Radon gas is a natural, radioactive substance that can seep into homes from the surrounding soil, posing serious health risks when accumulated in high concentrations.
As radon exposure is linked to lung cancer, it is crucial for homeowners to take precautions to keep their indoor spaces safe. Installing a radon mitigation system is an effective way to combat this silent threat.
RHI Home Inspections partnered with Orr Environmental to explore the process of installing a radon mitigation system, providing you with valuable insights to ensure the health and safety of your home and family.
Initial Radon Testing
Before discussing the installation process, it is important to note that radon testing is the initial step to determine if your home requires a mitigation system. Homeowners can purchase DIY testing kits or hire professionals like RHI Home Inspections to conduct accurate testing. The results will give you a clear picture of whether or not you need a mitigation system.
Selecting and Customizing the System
Upon determining the need for a radon mitigation system, it’s time to select the appropriate system and customize it according to your home’s unique requirements. A professional radon contractor will consider several factors such as the home’s size, foundation type, and radon levels to design an effective mitigation plan.
Sump Pump or Sub-Slab Depressurization Method
The most common types of radon mitigation systems are sump pump and sub-slab depressurization systems. The method chosen depends on the foundation type of the home.
The first option is a sump pump system. If your home has a sump pump, a radon contractor will typically install a mitigation system that seals the sump pit and exhausts radon gases outside. This prevents radon from being released into your home.
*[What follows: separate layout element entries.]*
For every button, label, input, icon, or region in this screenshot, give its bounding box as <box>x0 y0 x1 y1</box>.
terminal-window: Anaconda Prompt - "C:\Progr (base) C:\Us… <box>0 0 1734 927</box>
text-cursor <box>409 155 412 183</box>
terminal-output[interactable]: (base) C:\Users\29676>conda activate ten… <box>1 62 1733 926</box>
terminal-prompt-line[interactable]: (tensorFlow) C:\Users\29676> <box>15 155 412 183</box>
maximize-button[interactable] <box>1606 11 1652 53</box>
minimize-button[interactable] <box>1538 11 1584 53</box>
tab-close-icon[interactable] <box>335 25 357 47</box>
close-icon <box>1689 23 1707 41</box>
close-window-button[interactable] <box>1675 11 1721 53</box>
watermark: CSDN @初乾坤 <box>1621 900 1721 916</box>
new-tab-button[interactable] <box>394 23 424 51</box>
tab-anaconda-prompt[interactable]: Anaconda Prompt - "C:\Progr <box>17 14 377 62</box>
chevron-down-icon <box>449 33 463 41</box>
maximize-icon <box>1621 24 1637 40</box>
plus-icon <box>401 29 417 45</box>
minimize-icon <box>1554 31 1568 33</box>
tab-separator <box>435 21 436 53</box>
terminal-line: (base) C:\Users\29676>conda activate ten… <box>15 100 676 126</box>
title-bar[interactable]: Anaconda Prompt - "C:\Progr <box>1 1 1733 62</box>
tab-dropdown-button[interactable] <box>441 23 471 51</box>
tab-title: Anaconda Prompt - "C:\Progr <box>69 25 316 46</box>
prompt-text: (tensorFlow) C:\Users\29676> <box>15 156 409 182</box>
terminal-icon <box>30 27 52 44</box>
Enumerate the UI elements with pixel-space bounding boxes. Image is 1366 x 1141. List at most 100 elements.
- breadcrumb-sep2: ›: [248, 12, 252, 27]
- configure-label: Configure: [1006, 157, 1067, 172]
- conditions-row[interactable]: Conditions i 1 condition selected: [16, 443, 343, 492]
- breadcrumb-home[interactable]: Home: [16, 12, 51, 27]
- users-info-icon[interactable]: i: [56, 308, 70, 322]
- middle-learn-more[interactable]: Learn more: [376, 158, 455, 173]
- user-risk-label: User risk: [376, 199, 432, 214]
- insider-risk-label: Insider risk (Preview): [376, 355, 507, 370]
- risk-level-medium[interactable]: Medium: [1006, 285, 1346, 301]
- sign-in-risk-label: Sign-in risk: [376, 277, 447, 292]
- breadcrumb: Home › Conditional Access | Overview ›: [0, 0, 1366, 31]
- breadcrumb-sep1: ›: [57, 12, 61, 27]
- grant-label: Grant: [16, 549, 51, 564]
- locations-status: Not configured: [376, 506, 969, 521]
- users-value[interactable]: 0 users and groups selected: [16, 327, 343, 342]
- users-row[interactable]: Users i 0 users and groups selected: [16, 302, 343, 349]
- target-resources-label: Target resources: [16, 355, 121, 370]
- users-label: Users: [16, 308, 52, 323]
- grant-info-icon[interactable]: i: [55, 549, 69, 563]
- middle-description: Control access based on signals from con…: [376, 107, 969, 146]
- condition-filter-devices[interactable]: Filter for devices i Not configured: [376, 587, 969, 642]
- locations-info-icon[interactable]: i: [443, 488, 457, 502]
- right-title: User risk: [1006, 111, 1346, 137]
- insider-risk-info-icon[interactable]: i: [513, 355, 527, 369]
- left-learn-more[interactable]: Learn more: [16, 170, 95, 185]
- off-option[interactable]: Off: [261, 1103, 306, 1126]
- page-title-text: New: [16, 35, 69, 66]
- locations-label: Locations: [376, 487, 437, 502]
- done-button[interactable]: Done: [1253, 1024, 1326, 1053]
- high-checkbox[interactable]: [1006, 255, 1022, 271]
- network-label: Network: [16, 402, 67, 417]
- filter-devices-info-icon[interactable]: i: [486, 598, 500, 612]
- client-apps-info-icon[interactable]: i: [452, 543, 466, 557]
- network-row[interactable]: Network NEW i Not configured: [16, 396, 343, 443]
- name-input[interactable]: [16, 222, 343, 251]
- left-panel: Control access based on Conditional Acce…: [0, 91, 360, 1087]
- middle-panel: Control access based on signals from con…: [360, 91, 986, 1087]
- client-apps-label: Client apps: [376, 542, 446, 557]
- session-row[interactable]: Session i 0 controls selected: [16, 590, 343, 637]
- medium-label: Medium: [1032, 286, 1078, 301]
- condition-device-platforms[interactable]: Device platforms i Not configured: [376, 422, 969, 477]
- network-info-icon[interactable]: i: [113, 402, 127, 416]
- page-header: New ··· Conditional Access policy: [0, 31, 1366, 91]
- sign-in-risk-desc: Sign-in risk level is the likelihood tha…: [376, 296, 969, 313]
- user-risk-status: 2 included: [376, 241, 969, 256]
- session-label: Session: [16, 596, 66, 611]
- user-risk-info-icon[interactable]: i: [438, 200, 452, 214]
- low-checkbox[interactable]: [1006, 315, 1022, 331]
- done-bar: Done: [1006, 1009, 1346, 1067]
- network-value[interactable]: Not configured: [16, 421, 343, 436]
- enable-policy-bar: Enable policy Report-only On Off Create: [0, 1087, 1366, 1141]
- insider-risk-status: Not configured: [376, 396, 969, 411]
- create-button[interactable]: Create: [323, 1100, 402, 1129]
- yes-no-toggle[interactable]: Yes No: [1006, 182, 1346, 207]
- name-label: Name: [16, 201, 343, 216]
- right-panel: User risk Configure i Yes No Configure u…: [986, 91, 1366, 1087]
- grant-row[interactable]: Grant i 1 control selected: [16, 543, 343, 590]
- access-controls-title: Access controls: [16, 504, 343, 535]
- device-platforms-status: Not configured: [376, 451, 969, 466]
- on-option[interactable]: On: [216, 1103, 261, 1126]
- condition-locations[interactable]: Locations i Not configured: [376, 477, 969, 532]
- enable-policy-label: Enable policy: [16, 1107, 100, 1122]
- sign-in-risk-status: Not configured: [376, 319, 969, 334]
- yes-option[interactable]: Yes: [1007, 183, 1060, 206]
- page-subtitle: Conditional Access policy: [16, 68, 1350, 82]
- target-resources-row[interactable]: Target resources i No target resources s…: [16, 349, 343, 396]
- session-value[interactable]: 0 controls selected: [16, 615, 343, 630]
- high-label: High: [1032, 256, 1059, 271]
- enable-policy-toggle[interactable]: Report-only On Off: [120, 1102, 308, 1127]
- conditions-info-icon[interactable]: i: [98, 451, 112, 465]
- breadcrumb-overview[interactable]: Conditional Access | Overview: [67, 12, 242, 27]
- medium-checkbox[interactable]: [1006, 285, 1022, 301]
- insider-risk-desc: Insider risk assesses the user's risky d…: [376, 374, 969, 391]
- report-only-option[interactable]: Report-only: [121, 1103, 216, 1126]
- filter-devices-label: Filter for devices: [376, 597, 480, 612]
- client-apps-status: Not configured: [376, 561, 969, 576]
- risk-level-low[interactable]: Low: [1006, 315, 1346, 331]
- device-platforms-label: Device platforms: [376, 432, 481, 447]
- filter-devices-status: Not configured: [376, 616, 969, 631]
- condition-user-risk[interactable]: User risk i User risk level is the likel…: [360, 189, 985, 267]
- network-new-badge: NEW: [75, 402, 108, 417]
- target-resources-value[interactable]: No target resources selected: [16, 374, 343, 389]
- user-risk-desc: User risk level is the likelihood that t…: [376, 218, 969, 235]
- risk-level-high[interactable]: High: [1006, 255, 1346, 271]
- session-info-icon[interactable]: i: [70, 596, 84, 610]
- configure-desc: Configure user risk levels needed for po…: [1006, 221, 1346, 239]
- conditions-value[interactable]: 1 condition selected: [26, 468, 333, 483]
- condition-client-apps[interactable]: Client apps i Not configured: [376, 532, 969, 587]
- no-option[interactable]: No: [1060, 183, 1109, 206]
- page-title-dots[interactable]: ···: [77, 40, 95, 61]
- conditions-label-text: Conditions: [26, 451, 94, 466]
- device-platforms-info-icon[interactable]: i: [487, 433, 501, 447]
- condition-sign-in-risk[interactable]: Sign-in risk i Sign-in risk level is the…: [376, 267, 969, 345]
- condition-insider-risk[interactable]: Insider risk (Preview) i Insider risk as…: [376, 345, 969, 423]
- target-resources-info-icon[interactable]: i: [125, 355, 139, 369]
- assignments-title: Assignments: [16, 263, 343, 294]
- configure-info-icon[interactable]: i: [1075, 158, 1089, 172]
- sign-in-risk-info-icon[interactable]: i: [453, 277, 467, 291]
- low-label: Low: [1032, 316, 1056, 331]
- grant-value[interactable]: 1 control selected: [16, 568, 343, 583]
The second option is a sub-slab depressurization system. For homes without a sump pump, a more extensive installation process is required. This involves drilling a small hole in the basement floor, creating a suction point to remove radon gas from beneath the foundation. A ventilation pipe is then installed to redirect the gases to an exterior vent.
Sealing and Ventilation
Once the radon mitigation system is installed, the next step is to create proper seals and ventilation pathways. To effectively prevent radon gas from entering your home, any potential entry points, including cracks in basement walls and floors, are sealed off. The ventilation pipe, running from the suction point to an exterior vent, releases the collected radon gas into the outdoor air, ensuring a safer indoor environment.
Regular System Maintenance and Testing
While installation of the radon mitigation system concludes the immediate process, it is crucial to schedule regular maintenance and testing to ensure the system’s continued effectiveness. Regular checks will help identify any potential issues or malfunctions and guarantee your family’s ongoing protection.
Installing a radon mitigation system is a proactive step in safeguarding your home and prioritizing your family’s health. By selecting the appropriate system, customizing it to your home’s unique requirements, and adhering to regular maintenance protocols, you can effectively reduce radon gas levels ensuring a safe and radon-free indoor environment.